Greenland

Moira Buffini, Matt Charman, Penelope Skinner and Jack Thorne
RNT Lyttelton Theatre
(2011)

Greenland production photo by Helen Warner

It is very rare for a collaboration between playwrights to prove wholly successful. Almost always, the joins are all too visible and the quality of the final piece variable at best.

On this occasion, the National has commissioned a team of four highly promising younger writers to work together in an ambitious experiment that deserves to pay off.

While Greenland may not be perfect, it is such a powerful work on an important theme that its weaknesses can quickly be forgiven. In this, the excellent direction of an ensemble cast by Bijan Sheibani is a big help.

So too is an imaginative design concept from recent Critics' Circle award winner Bunny Christie. This always complements the drama's themes and presents moment of rare beauty and visual comedy with the assistance of videos created by Finn Ross.
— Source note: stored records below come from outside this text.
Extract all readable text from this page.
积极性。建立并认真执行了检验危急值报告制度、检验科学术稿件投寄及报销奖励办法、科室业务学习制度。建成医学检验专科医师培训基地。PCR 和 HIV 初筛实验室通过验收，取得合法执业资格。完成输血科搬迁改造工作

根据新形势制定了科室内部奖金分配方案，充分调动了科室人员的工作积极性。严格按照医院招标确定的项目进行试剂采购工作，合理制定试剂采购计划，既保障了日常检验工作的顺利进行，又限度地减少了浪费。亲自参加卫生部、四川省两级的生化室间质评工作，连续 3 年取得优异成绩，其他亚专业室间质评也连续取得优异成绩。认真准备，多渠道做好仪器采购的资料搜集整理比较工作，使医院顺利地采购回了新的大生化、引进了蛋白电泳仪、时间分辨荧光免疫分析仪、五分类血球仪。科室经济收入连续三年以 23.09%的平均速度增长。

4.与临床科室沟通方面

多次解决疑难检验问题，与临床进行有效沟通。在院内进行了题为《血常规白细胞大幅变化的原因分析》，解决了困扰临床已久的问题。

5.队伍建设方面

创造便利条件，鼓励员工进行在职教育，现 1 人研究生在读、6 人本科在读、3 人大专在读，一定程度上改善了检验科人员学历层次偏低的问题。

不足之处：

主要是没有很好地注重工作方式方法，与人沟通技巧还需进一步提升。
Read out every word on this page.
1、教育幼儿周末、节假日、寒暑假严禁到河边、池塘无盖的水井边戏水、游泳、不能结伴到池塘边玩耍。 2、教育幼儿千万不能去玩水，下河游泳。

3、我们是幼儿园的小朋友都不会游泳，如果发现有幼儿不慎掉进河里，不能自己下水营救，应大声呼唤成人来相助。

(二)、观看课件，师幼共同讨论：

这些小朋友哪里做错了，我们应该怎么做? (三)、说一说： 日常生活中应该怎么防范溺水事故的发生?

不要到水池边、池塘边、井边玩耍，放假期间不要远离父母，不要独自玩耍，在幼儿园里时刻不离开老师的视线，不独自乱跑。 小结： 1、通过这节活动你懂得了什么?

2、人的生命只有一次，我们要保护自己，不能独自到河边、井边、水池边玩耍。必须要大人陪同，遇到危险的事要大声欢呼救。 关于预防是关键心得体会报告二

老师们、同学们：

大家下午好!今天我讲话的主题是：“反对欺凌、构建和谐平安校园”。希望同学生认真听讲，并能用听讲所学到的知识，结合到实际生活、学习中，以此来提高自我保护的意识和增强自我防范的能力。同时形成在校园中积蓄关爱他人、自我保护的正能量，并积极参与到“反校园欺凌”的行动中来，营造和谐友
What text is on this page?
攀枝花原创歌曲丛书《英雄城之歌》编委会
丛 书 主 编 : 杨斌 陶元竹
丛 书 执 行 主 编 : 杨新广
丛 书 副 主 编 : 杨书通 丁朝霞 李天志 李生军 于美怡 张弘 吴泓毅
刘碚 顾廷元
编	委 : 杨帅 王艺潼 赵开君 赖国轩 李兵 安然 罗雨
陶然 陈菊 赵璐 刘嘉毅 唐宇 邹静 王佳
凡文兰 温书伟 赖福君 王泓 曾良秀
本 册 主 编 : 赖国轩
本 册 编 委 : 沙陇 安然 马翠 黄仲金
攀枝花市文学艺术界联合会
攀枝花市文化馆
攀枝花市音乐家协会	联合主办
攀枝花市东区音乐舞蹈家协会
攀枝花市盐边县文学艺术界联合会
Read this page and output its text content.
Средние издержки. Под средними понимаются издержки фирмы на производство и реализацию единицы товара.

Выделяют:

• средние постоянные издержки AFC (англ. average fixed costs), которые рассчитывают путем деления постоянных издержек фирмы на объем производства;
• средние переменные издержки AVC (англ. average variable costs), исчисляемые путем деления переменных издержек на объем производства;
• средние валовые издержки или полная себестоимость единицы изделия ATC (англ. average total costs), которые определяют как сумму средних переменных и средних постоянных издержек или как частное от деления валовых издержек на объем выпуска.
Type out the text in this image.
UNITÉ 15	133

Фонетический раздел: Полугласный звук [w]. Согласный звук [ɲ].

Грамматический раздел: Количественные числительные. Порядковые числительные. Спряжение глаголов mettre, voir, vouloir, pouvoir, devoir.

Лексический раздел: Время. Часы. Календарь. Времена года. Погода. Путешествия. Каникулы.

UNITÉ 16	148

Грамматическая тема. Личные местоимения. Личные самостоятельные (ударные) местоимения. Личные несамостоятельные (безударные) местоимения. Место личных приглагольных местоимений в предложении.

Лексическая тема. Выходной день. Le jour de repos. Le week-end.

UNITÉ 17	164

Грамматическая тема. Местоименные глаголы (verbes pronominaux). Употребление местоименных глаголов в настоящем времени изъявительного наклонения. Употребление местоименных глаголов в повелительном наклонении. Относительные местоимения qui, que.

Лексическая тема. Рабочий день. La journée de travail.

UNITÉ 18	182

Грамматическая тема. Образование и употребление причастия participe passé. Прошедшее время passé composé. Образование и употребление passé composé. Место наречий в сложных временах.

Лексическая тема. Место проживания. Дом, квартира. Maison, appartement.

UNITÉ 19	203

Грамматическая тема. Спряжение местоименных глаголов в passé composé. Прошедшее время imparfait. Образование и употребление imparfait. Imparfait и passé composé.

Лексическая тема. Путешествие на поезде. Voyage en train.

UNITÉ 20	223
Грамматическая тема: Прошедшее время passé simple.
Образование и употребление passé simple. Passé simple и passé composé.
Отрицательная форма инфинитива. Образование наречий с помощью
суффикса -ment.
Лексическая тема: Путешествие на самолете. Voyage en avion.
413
In particular, a rampant polar bear is so lifelike that anyone in Row A would have been justified in fleeing, while a simple but highly effective coup de théâtre brings down the final curtain in fine style.

Greenland is a play about our selfish behaviour that could lead to the end of the human race by the end of the century, if the computer model designed by Dan, a scientist played by Peter McDonald, is correct.

He presents his theories on global warming to Lyndsey Marshal's Phoebe, an Ed-ette who spends her life trailing round in the slipstream of the younger Miliband providing breathless advice. This couple, who get together (in every sense) at a climate change conference in Copenhagen, provide the main strand that supports a wide-ranging but sometimes rambling investigation into the impact of climate change on the planet but also a selection of individuals.

Their polar opposite might be Harry, an ageing explorer played by Michael Gould, who is witnessing the disappearance of species in the frozen wastes of northern Alaska. His disillusionment contrasts with flashbacks to Sam Swann as his younger self attempting to talk his way from a Walthamstow Grammar School into Cambridge in the late 1960s.

A third angle on this tropical but chilling theme is presented by Isabella Laughland's well-meaning Lisa. Much to her parents' displeasure, she drops out of teacher training college to team up with her Welsh boyfriend Daff in a series of hare-brained attempts to bring down the establishment, before moving on to better quality espionage with Greenpeace.

While each of these groupings sheds light on the subject, a lesbian pairing who do little but whinge about each other and, in passing, the environment and a young man on Deal or No Deal each offer little to the story.

Despite the weaknesses of a script that has not entirely blended into a single unit, Greenland is a meaningful piece of political theatre that makes numerous telling points and in doing so manages to shock and amuse in roughly equal measure.